Место, где мы жили, именовалось Промплощадкой. Находилась она на окраине города, выстроенного перед войной. Барак наш стоял прямо у дороги.
Город был необычен — какой-то гибрид без плана разбросанных улиц с нефтепромыслом и бумкомбинатом. Буровые вышки и нефтяные насосы-качалки попадались чуть ли не среди жилых зданий.
Барак наш разделялся на три секции, две семейные и одна — общежитие на двенадцать коек. По военным временам мы — выпускники техникума — устроились совсем неплохо. В бараке даже было электричество.
Посередине комнаты громоздилась большая печь с плитой, которую мы топили углем, приворовывая его на железнодорожной станции.
По двенадцать часов мы работали, не считая времени на дорогу, а они, дороги, были в десятки километров, а добирались мы — как повезет. Всегда мы хотели есть и спать, особенно зимой. Вернешься с мороза (а военные зимы были на редкость злыми) в общагу, где от плиты исходит густой жар, который почему-то казался мне мохнатым, и сразу начинают слипаться веки, но заснуть не дает голод…

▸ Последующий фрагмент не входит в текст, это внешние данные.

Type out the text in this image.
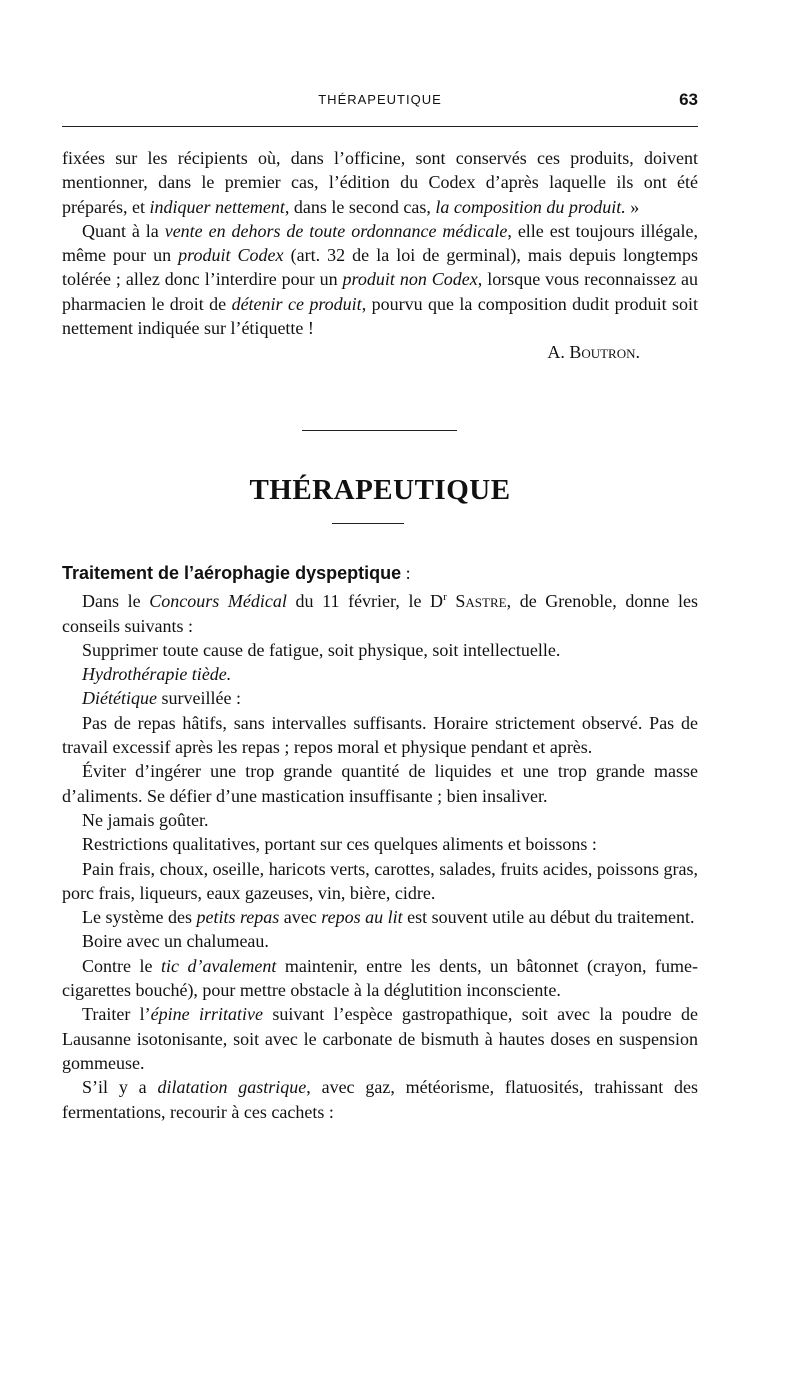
THÉRAPEUTIQUE	63

fixées sur les récipients où, dans l’officine, sont conservés ces produits, doivent mentionner, dans le premier cas, l’édition du Codex d’après laquelle ils ont été préparés, et indiquer nettement, dans le second cas, la composition du produit. »

Quant à la vente en dehors de toute ordonnance médicale, elle est toujours illégale, même pour un produit Codex (art. 32 de la loi de germinal), mais depuis longtemps tolérée ; allez donc l’interdire pour un produit non Codex, lorsque vous reconnaissez au pharmacien le droit de détenir ce produit, pourvu que la composition dudit produit soit nettement indiquée sur l’étiquette !

A. Boutron.

THÉRAPEUTIQUE

Traitement de l’aérophagie dyspeptique :

Dans le Concours Médical du 11 février, le $D^r$ Sastre, de Grenoble, donne les conseils suivants :

Supprimer toute cause de fatigue, soit physique, soit intellectuelle.

Hydrothérapie tiède.

Diététique surveillée :

Pas de repas hâtifs, sans intervalles suffisants. Horaire strictement observé. Pas de travail excessif après les repas ; repos moral et physique pendant et après.

Éviter d’ingérer une trop grande quantité de liquides et une trop grande masse d’aliments. Se défier d’une mastication insuffisante ; bien insaliver.

Ne jamais goûter.

Restrictions qualitatives, portant sur ces quelques aliments et boissons :

Pain frais, choux, oseille, haricots verts, carottes, salades, fruits acides, poissons gras, porc frais, liqueurs, eaux gazeuses, vin, bière, cidre.

Le système des petits repas avec repos au lit est souvent utile au début du traitement.

Boire avec un chalumeau.

Contre le tic d’avalement maintenir, entre les dents, un bâtonnet (crayon, fume-cigarettes bouché), pour mettre obstacle à la déglutition inconsciente.

Traiter l’épine irritative suivant l’espèce gastropathique, soit avec la poudre de Lausanne isotonisante, soit avec le carbonate de bismuth à hautes doses en suspension gommeuse.

S’il y a dilatation gastrique, avec gaz, météorisme, flatuosités, trahissant des fermentations, recourir à ces cachets :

В тот вечер, когда состоялось наше с Серегой знакомство, я блаженствовал: у меня была такая высокая температура, что меня освободили от работы. У нас в электроразведке был так называемый ненормированный рабочий день. Это значило, что меня могли вызвать на базу в любое время суток на любой срок да еще без еды. Вот, бывало, лежишь под одеялом, от плиты — африканское тепло, глаза слиплись, в животе — полкотелка овсянки и литр кипятка, а за окном — сквозь любой сон услышу — машина остановилась: мне ехать на буровую. Я одеваюсь у плиты, чтобы забрать в себя как можно больше тепла, вздеваю на себя кроме рубашек, фуфайку, пиджак, телогрейку, полушубок, брезентовый плащ, еле-еле залезаю в кузов. Километров сорок в ледяной ночи на ветру…
И вот я лежал, и никто не имел права вызвать меня на работу! Никто!
А если к этому добавить, что из-за температуры я не очень хотел есть, а весь день проспал, то можете поверить, что мне было как в сказке? Да еще под подушкой — книга «Алые паруса»… Чего еще надо?
…Тетя Лида вернулась из умывальни, прошлась по комнате, как еще никогда не ходила — все тело ее ожило, играло, что ли, веселилось. Никого не видела она, села к столу и умиленно-стыдливо выговорила:
— Моется… — и застенчиво, красиво улыбнулась.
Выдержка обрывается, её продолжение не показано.